According to the Crimean Solidarity human rights group, the Southern District Military Court in the city of Rostov-on-Don on August 16 sentenced Ruslan Mesutov and Lenur Khalilov to 18 years in prison each, Ruslan Nagayev to 13 years, and Eldar Kantimirov to 12 year in prison.
The four men were arrested in June 2019 after their homes were searched.
Ukraine's ombudswoman, Lyudmyla Denisova, protested against the court's "illegal" ruling and urged the international community to "force the Russian Federation to stop groundless detentions and rigged trials of illegally detained Ukrainian citizens."

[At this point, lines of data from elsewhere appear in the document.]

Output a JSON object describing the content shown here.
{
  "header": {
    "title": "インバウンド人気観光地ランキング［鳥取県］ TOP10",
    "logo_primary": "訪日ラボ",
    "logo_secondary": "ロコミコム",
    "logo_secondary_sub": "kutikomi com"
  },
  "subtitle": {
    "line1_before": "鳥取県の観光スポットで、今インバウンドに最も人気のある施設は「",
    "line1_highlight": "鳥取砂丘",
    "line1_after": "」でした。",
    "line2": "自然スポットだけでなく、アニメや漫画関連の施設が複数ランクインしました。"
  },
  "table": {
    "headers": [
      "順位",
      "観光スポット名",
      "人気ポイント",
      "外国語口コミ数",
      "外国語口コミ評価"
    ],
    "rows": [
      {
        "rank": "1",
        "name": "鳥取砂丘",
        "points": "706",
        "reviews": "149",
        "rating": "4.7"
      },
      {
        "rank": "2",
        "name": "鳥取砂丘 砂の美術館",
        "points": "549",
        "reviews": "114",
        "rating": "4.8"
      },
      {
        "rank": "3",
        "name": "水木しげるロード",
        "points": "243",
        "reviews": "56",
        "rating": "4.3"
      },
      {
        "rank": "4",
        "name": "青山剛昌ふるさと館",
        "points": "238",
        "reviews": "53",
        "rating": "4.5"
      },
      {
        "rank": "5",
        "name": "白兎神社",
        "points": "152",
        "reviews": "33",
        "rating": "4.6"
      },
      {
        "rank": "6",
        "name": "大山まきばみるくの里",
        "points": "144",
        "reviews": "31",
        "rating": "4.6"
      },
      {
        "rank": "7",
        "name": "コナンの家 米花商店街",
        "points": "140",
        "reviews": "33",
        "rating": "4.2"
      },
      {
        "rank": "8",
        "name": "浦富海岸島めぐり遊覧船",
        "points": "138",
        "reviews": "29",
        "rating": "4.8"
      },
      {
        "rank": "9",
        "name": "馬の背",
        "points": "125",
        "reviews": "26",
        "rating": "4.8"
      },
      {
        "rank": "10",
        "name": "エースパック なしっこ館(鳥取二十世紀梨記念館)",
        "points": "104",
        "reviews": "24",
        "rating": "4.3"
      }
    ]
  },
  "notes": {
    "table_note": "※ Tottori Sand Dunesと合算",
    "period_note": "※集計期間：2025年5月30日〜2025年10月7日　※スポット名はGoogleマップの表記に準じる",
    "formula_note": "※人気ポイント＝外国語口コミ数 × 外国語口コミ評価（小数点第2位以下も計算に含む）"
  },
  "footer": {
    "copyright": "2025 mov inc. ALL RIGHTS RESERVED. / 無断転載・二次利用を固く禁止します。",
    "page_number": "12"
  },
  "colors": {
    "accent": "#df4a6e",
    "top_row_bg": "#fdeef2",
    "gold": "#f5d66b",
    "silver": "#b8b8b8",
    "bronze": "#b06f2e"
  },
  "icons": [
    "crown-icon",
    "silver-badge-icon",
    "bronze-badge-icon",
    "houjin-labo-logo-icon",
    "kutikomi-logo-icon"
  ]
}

"By illegally trying Crimean Tatars and other Ukrainian citizens, the occupier-country Russian Federation violates the norms of international law, the European Convention on Human Rights, basic freedoms and the Universal Declaration of Human Rights," Denisova wrote on Telegram.
Russia seized the Crimean Peninsula from Ukraine in 2014, and since then Moscow-imposed authorities have prosecuted dozens of Crimean Tatars for allegedly belonging to Hizb ut-Tahrir.
Rights groups and Western governments have denounced what they describe as a campaign of repression by the authorities installed in Crimea, who are targeting members of the Turkic-speaking Crimean Tatar community and others who have spoken out against Moscow's takeover of the peninsula.
Hizb ut-Tahrir is banned in Russia as a terrorist organization but operates legally in Ukraine.
However, Moscow imposed its own laws on the Crimean Peninsula after the annexation.
Russia took control of Crimea from Ukraine in March 2014 after sending in troops, seizing key facilities, and staging a referendum dismissed as illegal by at least 100 countries.
Moscow also backs separatists in a war against government forces that has killed more than 13,200 people in eastern Ukraine since April 2014.